La nostra recensione di Ariaferma, ispirato prison drama di Leonardo Di Costanzo, con Toni Servillo e Silvio Orlando, guardia e detenuto di un carcere in dismissione di cui si indagano i paradossi, presentato a Venezia 78
La giustizia non è soltanto cieca, è anche graniticamente immobile. Nel carcere di Mortana il vento non spira più, il tempo pare essersi fermato. Una situazione di beckettiana memoria trasformerà un penitenziario in un limbo claustrofobico, ideale sfondo per un chirurgico scandaglio dell’animo umano. È ciò che accade in Ariaferma, terzo lungometraggio di Leonardo Di Costanzo. Presentato fuori concorso alla Mostra del Cinema di Venezia 2021, il film è un prison drama sospeso che non vuole documentare la situazione delle carceri italiane, ma scrutare i paradossi esistenziali della realtà penitenziaria.
Un limbo claustrofobico
Il carcere di Mortana, isolato tra le montagne di una imprecisata zona d’Italia, è in via di dismissione: i detenuti vengono trasferiti, la direttrice assegnata ad altri penitenziari e le guardie sono pronte ad essere ricollocate. Un contrordine, però, obbliga alcuni agenti di polizia a restare nel carcere al fine di sorvegliare una dozzina di detenuti per i quali non si è trovato spazio in altre strutture.
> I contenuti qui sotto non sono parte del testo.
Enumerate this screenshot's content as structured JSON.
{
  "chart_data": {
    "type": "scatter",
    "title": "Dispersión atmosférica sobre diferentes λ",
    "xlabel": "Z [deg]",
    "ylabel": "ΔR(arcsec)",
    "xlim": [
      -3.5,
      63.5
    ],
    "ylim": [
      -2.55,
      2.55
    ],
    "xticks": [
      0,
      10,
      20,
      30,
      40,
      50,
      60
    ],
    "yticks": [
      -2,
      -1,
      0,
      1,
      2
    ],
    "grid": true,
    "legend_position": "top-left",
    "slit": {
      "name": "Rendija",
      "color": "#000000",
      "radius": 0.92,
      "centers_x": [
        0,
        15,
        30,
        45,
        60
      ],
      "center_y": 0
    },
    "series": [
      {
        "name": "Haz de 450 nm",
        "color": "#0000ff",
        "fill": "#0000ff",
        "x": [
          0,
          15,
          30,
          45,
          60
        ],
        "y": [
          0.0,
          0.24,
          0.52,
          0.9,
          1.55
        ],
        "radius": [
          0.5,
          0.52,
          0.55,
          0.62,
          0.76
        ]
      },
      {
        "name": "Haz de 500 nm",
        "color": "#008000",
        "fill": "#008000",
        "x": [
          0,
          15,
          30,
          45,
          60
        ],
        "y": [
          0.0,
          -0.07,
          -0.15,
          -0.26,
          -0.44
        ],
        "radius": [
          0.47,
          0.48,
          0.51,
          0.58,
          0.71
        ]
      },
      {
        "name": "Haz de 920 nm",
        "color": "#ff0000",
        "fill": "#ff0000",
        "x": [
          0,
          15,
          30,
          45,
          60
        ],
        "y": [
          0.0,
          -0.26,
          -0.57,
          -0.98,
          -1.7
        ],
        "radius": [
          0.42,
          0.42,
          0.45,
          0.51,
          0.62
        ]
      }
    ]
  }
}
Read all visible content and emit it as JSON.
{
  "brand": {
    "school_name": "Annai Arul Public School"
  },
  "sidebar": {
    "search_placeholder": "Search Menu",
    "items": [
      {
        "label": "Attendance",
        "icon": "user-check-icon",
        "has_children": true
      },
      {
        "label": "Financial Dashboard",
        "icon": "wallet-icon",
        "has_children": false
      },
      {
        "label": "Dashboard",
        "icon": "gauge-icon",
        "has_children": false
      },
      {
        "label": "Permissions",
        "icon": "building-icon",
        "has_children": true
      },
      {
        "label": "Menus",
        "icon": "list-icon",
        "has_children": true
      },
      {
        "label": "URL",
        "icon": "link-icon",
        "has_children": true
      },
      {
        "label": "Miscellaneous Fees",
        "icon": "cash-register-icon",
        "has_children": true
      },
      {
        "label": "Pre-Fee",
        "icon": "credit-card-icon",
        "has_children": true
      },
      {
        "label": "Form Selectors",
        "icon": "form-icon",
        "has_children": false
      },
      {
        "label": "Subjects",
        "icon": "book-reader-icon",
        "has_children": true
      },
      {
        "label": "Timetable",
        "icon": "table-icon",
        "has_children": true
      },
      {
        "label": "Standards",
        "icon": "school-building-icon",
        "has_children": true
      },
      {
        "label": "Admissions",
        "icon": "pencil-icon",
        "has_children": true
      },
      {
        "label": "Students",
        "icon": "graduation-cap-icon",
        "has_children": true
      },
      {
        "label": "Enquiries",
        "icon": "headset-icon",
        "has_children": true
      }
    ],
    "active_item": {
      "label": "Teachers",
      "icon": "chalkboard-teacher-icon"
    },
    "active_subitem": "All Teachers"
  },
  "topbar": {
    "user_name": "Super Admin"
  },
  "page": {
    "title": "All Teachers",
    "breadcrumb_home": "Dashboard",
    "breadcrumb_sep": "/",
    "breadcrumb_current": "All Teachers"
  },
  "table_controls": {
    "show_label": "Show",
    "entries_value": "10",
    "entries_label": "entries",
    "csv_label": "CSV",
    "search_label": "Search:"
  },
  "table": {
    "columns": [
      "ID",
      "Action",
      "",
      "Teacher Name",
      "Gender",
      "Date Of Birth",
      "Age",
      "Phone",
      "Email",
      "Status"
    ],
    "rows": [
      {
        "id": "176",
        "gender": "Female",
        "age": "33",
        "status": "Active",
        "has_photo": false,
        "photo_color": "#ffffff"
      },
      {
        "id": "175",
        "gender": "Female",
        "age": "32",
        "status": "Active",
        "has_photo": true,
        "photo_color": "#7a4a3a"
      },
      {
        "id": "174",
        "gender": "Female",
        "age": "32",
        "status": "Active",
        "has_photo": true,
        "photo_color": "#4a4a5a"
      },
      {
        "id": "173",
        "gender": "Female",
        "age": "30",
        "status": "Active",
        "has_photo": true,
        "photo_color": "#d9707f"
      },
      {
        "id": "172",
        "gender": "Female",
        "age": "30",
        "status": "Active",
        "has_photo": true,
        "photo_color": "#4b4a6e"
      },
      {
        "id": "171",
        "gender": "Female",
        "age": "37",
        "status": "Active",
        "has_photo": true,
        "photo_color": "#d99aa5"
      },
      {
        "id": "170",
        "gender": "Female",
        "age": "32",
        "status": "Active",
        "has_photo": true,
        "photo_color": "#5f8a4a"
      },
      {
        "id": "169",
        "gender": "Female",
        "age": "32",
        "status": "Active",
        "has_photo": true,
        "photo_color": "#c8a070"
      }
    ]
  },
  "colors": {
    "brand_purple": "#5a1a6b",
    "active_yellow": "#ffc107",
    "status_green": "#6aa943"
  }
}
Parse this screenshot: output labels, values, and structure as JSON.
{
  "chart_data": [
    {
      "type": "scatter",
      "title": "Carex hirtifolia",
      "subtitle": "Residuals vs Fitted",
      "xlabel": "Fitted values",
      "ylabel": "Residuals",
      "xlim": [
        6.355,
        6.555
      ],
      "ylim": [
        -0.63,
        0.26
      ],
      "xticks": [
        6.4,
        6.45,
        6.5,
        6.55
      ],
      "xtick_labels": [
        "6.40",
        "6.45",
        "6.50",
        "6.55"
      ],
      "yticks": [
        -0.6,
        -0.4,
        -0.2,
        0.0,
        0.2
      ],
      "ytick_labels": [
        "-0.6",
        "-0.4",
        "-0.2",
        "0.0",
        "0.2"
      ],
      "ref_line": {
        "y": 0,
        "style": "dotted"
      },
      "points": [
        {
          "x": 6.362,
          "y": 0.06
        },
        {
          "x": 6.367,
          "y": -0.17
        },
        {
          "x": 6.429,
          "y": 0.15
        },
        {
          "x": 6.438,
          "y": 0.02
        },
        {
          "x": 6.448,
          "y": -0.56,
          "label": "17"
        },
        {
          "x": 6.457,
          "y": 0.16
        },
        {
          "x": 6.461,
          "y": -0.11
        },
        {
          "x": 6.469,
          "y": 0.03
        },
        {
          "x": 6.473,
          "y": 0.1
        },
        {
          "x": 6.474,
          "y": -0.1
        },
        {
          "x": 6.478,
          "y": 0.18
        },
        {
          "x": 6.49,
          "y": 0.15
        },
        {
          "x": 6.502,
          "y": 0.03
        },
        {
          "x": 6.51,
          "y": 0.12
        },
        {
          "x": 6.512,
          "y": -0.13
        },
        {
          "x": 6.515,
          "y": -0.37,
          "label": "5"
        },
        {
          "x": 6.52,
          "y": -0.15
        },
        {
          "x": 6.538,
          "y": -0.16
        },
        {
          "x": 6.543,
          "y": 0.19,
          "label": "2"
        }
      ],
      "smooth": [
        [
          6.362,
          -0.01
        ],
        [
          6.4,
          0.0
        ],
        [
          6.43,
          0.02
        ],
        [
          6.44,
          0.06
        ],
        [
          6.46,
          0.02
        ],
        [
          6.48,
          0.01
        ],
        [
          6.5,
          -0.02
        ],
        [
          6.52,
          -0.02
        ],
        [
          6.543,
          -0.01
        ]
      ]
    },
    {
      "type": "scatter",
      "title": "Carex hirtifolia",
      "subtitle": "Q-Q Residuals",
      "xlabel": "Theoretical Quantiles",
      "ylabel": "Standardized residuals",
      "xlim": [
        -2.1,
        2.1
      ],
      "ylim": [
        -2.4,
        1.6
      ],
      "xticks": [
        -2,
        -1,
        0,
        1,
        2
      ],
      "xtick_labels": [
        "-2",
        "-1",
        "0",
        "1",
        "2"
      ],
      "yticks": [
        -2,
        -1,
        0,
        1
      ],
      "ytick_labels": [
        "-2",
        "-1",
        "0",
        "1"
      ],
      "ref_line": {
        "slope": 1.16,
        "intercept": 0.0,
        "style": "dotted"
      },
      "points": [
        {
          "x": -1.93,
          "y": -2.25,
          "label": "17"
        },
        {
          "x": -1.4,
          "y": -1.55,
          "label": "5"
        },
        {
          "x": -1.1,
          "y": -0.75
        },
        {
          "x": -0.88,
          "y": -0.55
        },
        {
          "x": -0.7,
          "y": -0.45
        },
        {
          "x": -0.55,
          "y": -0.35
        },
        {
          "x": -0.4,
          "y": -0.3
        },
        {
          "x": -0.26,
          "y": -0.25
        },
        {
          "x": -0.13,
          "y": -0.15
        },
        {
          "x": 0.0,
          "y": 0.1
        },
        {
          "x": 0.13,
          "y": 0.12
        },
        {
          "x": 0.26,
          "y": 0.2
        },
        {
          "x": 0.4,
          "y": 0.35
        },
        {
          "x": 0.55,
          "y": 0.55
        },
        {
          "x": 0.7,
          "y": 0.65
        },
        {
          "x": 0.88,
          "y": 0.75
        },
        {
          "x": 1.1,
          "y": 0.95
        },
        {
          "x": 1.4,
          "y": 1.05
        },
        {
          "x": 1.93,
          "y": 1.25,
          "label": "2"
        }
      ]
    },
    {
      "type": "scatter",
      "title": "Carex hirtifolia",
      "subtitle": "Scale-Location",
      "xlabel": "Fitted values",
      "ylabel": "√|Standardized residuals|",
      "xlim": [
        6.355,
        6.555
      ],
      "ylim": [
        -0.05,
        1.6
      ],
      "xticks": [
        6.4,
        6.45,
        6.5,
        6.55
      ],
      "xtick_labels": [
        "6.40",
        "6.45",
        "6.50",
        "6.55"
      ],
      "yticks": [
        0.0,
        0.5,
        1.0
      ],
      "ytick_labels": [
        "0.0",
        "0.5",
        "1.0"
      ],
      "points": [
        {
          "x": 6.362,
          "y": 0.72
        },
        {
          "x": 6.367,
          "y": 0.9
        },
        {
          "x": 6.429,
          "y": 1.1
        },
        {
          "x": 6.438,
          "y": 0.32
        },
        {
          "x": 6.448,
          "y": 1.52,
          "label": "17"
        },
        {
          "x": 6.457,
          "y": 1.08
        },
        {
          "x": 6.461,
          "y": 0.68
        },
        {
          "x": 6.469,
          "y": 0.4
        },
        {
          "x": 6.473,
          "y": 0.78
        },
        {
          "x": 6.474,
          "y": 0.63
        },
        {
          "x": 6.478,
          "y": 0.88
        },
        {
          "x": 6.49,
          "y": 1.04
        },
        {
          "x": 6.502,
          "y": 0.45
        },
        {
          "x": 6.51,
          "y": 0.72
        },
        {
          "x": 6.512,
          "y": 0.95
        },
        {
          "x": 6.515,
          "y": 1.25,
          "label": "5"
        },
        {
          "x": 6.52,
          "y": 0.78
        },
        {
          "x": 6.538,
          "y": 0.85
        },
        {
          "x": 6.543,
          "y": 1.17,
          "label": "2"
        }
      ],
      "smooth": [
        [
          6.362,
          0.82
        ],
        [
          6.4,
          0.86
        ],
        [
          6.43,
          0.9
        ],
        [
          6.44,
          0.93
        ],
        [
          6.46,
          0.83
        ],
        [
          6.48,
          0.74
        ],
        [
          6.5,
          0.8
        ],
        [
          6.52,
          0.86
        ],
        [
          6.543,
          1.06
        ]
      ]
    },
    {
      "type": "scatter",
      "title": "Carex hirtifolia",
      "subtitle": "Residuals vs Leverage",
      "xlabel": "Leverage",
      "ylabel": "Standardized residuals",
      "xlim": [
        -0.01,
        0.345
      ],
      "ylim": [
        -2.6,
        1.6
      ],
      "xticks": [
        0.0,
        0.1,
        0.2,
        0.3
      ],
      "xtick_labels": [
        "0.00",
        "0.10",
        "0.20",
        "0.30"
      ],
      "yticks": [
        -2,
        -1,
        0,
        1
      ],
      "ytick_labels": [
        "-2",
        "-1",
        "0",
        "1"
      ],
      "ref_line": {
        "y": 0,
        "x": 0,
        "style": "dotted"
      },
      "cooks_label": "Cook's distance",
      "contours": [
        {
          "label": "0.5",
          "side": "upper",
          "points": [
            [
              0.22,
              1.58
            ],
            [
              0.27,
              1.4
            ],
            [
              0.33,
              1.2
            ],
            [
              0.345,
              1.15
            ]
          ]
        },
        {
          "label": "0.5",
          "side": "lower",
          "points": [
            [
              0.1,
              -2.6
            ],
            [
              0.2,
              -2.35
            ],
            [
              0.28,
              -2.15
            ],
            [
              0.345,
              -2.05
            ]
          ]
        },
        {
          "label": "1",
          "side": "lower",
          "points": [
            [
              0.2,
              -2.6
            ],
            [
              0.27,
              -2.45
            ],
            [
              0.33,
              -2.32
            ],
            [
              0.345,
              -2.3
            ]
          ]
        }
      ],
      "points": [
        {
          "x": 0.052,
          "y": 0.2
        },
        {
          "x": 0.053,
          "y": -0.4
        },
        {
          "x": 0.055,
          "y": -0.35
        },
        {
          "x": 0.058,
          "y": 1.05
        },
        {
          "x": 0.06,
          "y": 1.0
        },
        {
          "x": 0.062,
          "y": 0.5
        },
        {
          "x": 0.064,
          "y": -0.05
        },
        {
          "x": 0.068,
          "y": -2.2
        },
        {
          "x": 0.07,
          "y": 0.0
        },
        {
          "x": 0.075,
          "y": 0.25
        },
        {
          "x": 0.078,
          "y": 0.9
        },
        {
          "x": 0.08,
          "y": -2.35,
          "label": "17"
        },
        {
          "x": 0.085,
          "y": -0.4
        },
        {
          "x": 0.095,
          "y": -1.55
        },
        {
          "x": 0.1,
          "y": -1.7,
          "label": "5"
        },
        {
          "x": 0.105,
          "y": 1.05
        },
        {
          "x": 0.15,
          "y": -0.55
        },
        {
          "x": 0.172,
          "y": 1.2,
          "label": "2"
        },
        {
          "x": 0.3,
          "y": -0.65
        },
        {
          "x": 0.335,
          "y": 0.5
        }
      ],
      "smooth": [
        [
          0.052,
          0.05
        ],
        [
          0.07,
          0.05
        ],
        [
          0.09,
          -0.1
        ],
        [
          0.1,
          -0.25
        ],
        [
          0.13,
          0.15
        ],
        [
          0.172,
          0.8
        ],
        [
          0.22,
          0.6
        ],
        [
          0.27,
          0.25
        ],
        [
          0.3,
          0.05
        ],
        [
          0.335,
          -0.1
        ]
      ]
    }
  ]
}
Inizia così un faticoso periodo d’attesa scandito da scioperi della fame, contrasti tra le guardie e diverbi tra i prigionieri.
Indagine dell’animo umano
“È tosta a sta’ in galera, eh?” chiede il boss della mafia Carmine Lagioia (Silvio Orlando), ormai al termine della sua pena, all’irrepresibile ispettore Gaetano Gargiulo (Toni Servillo) che, stranito, ricorda al primo chi si trova effettivamente dietro alle sbarre. Uno scambio di battute che continua a rimbombare per le stanze e i corridoi vuoti del carcere di Mortana per tutta la durata della pellicola. Quanto è differente, in fondo, tra quelle mura fatiscenti, la condizione di Lagioia da quella di Gargiulo? Da un lato c’è la stasi in cui vivono i detenuti, amplificata dal blocco delle attività conseguente alla dismissione del penitenziario; dall’altro lo stallo delle guardie, divise tra chi è intenzionato a seguire gli ordini e mantenere un pugno di ferro e chi è disposto, in una situazione così paradossale, a tentare un approccio più umano, senza per questo venir meno al proprio dovere. È sulla sempre più labile linea di demarcazione tra guardie e detenuti che si gioca l’intreccio di relazioni che innerva Ariaferma.
Estetica chirurgica
A sostenere la complessità umana e le questioni etico-morali messe in campo dalla sceneggiatura è una regia millimetrica, capace di amalgamare un ispirato afflato poetico e un geometrismo intellettualistico mai eminentemente retorico. Il gioco di campi e controcampi tra i volti di guardie e detenuti, le volute ariose sul carcere in rovina, le inquadrature oblique che restituiscono la tensione che anima le celle sono tocchi di una mano decisa e consapevole. Altrettanto fondamentali nella composizione di una chirurgica estetica visiva e sonora, sono una fotografia che lavora su poche fonti di illuminazione, le quali creano un contrasto violento tra luce ed ombra, e una colonna sonora varia ma sempre in grado di accompagnare i moti dell’animo dei personaggi. Perchè restano sempre le esistenze sospese dei protagonisti il centro dell’indagine di Di Costanzo. Particolarmente lodevole è la maniera in cui in un film corale come Ariaferma ogni interprete abbia il tempo necessario per caratterizzare al meglio il suo personaggio. Ciò detto la statura attoriale di due fuoriclasse come Toni Servillo e Silvio Orlando permette ai due interpreti di spiccare, in un scontro tra titani che don ala film una potenza implosiva ancora maggiore.
Ariaferma. Regia di Leonardo Di Costanzo. Con Toni Servillo, Silvio Orlando, Fabrizio Ferracane, Salvatore Striano, Roberto De Francesco, Pietro Giuliano, Nicola Sechi, Leonardo Capuano, Antonio Buil Pueyo, Giovanni Vastarella e Francesca Ventriglia. Al cinema, distribuzione Vision Distribution.